Department of Anesthesiology and Reanimation, Giresun University Faculty of Medicine, Giresun, Turkey.
Department of Cardiovascular Surgery, Giresun University Faculty of Medicine, Giresun, Turkey.
Ann Card Anaesth. 2024 Jan 1;27(1):37-42. doi: 10.4103/aca.aca_127_23. Epub 2024 Jan 12.
The aim of this study was to evaluate the prediction of vasoactive inotropic score (VIS) on early mortality and morbidity after coronary artery bypass grafting (CABG) and to determine the ideal time for score calculation.
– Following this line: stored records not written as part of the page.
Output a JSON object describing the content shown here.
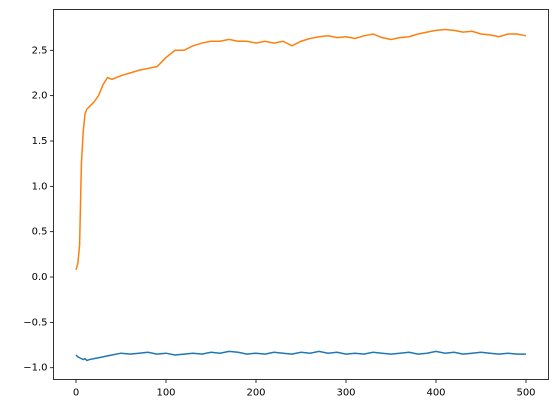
{
  "chart_data": {
    "type": "line",
    "x": [
      0,
      2,
      4,
      6,
      8,
      10,
      12,
      15,
      20,
      25,
      30,
      35,
      40,
      50,
      60,
      70,
      80,
      90,
      100,
      110,
      120,
      130,
      140,
      150,
      160,
      170,
      180,
      190,
      200,
      210,
      220,
      230,
      240,
      250,
      260,
      270,
      280,
      290,
      300,
      310,
      320,
      330,
      340,
      350,
      360,
      370,
      380,
      390,
      400,
      410,
      420,
      430,
      440,
      450,
      460,
      470,
      480,
      490,
      500
    ],
    "series": [
      {
        "color": "#1f77b4",
        "values": [
          -0.86,
          -0.88,
          -0.89,
          -0.9,
          -0.91,
          -0.9,
          -0.92,
          -0.91,
          -0.9,
          -0.89,
          -0.88,
          -0.87,
          -0.86,
          -0.84,
          -0.85,
          -0.84,
          -0.83,
          -0.85,
          -0.84,
          -0.86,
          -0.85,
          -0.84,
          -0.85,
          -0.83,
          -0.84,
          -0.82,
          -0.83,
          -0.85,
          -0.84,
          -0.85,
          -0.83,
          -0.84,
          -0.85,
          -0.83,
          -0.84,
          -0.82,
          -0.84,
          -0.83,
          -0.85,
          -0.84,
          -0.85,
          -0.83,
          -0.84,
          -0.85,
          -0.84,
          -0.83,
          -0.85,
          -0.84,
          -0.82,
          -0.84,
          -0.83,
          -0.85,
          -0.84,
          -0.83,
          -0.84,
          -0.85,
          -0.84,
          -0.85,
          -0.85
        ]
      },
      {
        "color": "#ff7f0e",
        "values": [
          0.08,
          0.15,
          0.35,
          1.25,
          1.6,
          1.8,
          1.85,
          1.88,
          1.93,
          2.0,
          2.12,
          2.2,
          2.18,
          2.22,
          2.25,
          2.28,
          2.3,
          2.32,
          2.42,
          2.5,
          2.5,
          2.55,
          2.58,
          2.6,
          2.6,
          2.62,
          2.6,
          2.6,
          2.58,
          2.6,
          2.58,
          2.6,
          2.55,
          2.6,
          2.63,
          2.65,
          2.66,
          2.64,
          2.65,
          2.63,
          2.66,
          2.68,
          2.64,
          2.62,
          2.64,
          2.65,
          2.68,
          2.7,
          2.72,
          2.73,
          2.72,
          2.7,
          2.71,
          2.68,
          2.67,
          2.65,
          2.68,
          2.68,
          2.66
        ]
      }
    ],
    "xlim": [
      -25,
      525
    ],
    "xticks": [
      0,
      100,
      200,
      300,
      400,
      500
    ],
    "ylim": [
      -1.13,
      2.95
    ],
    "yticks": [
      {
        "value": -1.0,
        "label": "−1.0"
      },
      {
        "value": -0.5,
        "label": "−0.5"
      },
      {
        "value": 0,
        "label": "0.0"
      },
      {
        "value": 0.5,
        "label": "0.5"
      },
      {
        "value": 1.0,
        "label": "1.0"
      },
      {
        "value": 1.5,
        "label": "1.5"
      },
      {
        "value": 2.0,
        "label": "2.0"
      },
      {
        "value": 2.5,
        "label": "2.5"
      }
    ]
  }
}
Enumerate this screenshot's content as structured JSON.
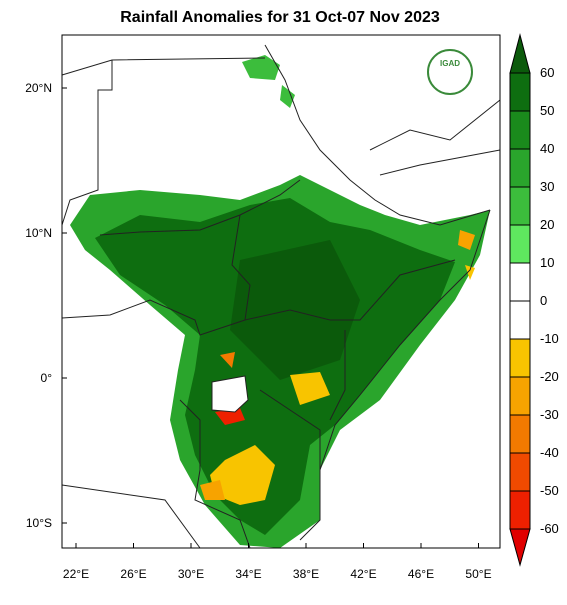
{
  "title": "Rainfall Anomalies for 31 Oct-07 Nov 2023",
  "logo": "IGAD",
  "lon_labels": [
    "22°E",
    "26°E",
    "30°E",
    "34°E",
    "38°E",
    "42°E",
    "46°E",
    "50°E"
  ],
  "lat_labels": [
    "20°N",
    "10°N",
    "0°",
    "10°S"
  ],
  "colorbar": {
    "ticks": [
      60,
      50,
      40,
      30,
      20,
      10,
      0,
      -10,
      -20,
      -30,
      -40,
      -50,
      -60
    ],
    "colors": [
      "#0b5a0b",
      "#0e6e10",
      "#1a8a1c",
      "#2aa52c",
      "#3cbd3c",
      "#5fe85f",
      "#ffffff",
      "#ffffff",
      "#f8c400",
      "#f7a300",
      "#f37a00",
      "#f04a00",
      "#ee2000",
      "#e00000"
    ]
  }
}
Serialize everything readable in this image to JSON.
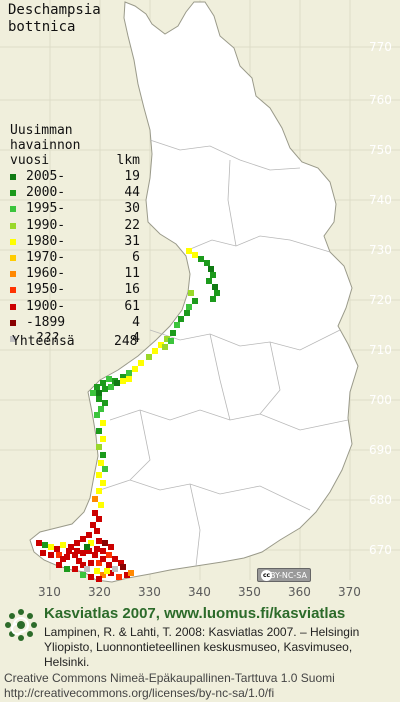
{
  "species": {
    "line1": "Deschampsia",
    "line2": "bottnica"
  },
  "legend": {
    "heading": [
      "Uusimman",
      "havainnon"
    ],
    "col_period": "vuosi",
    "col_count": "lkm",
    "rows": [
      {
        "period": "2005-",
        "count": "19",
        "color": "#0f7a12"
      },
      {
        "period": "2000-",
        "count": "44",
        "color": "#1c9a1c"
      },
      {
        "period": "1995-",
        "count": "30",
        "color": "#3cc43c"
      },
      {
        "period": "1990-",
        "count": "22",
        "color": "#9ad82a"
      },
      {
        "period": "1980-",
        "count": "31",
        "color": "#ffff00"
      },
      {
        "period": "1970-",
        "count": "6",
        "color": "#ffcc00"
      },
      {
        "period": "1960-",
        "count": "11",
        "color": "#ff8800"
      },
      {
        "period": "1950-",
        "count": "16",
        "color": "#ff3300"
      },
      {
        "period": "1900-",
        "count": "61",
        "color": "#cc0000"
      },
      {
        "period": "-1899",
        "count": "4",
        "color": "#880000"
      },
      {
        "period": "???",
        "count": "4",
        "color": "#c0c0c0"
      }
    ],
    "total_label": "Yhteensä",
    "total_value": "248"
  },
  "grid": {
    "lat_labels": [
      "770",
      "760",
      "750",
      "740",
      "730",
      "720",
      "710",
      "700",
      "690",
      "680",
      "670"
    ],
    "lon_labels": [
      "310",
      "320",
      "330",
      "340",
      "350",
      "360",
      "370"
    ]
  },
  "colors": {
    "land": "#ffffff",
    "sea": "#f0efdc",
    "grid_line": "#dedcc8",
    "province_border": "#b8b8b8",
    "brand_green": "#2c6b2a"
  },
  "badge": {
    "text": "BY-NC-SA",
    "icon": "cc-icon"
  },
  "footer": {
    "title": "Kasviatlas 2007, www.luomus.fi/kasviatlas",
    "citation": "Lampinen, R. & Lahti, T. 2008: Kasviatlas 2007. – Helsingin Yliopisto, Luonnontieteellinen keskusmuseo, Kasvimuseo, Helsinki.",
    "license": "Creative Commons Nimeä-Epäkaupallinen-Tarttuva 1.0 Suomi http://creativecommons.org/licenses/by-nc-sa/1.0/fi",
    "logo_icon": "spiral-logo-icon"
  }
}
The study included patients who underwent isolated on-pump CABG surgery between November 2021 and November 2022. Pre, intra, and postoperative data were obtained by retrospective chart review. The final VIS value in the operating room (VISintra) and the highest VIS value in the first 24 hours in the intensive care unit (VISmax) were calculated. The patients were divided into two groups; Group 1 who developed early postoperative morbidity and mortality and Group 2 who did not. And the data were analyzed by groups.
A total of 221 patients with a mean age of 63.49 ± 9.96 years were evaluated and 73 (33%) were in Group 1. The cut-off value for VISintra was determined to be 6.20, VISmax was 6,05. VISintra and VISmax values were significantly higher in the poor outcome group. Multivariate analysis showed that only VISmax value was an independent variable on mortality-morbidity.
Our results imply that the vasoactive inotropic score is an easy and inexpensive score to calculate and can be used as a specific scoring system to predict poor early outcomes in CABG patients. According to statistical analyses, the most predictive time among VIS measurements was VISmax, the highest value calculated in the ICU in the first 24 hours postoperatively.
本研究旨在评估血管活性正性肌力评分(VIS)对冠状动脉旁路移植术(CABG)后早期死亡率和发病率的预测作用,并确定评分计算的理想时间。
本研究纳入 2021 年 11 月至 2022 年 11 月期间接受单纯体外循环 CABG 手术的患者。通过回顾性病历查阅获取术前、术中和术后数据。在手术室计算最终 VIS 值(VISintra)和重症监护病房(ICU)内 24 小时内的最高 VIS 值(VISmax)。根据术后早期发生的发病率和死亡率,将患者分为两组:发生早期术后发病率和死亡率的第 1 组(Group 1)和未发生的第 2 组(Group 2)。并对两组数据进行分析。
共评估了 221 例平均年龄为 63.49 ± 9.96 岁的患者,其中 73 例(33%)患者为 Group 1。确定 VISintra 的截断值为 6.20,VISmax 为 6.05。不良结局组的 VISintra 和 VISmax 值显著更高。多变量分析表明,只有 VISmax 值是死亡率和发病率的独立变量。
我们的结果表明,血管活性正性肌力评分是一种易于计算且经济实惠的评分方法,可作为预测 CABG 患者早期不良结局的特定评分系统。根据统计分析,在 VIS 测量中最具预测性的时间是 VISmax,即术后 24 小时内 ICU 中计算的最高值。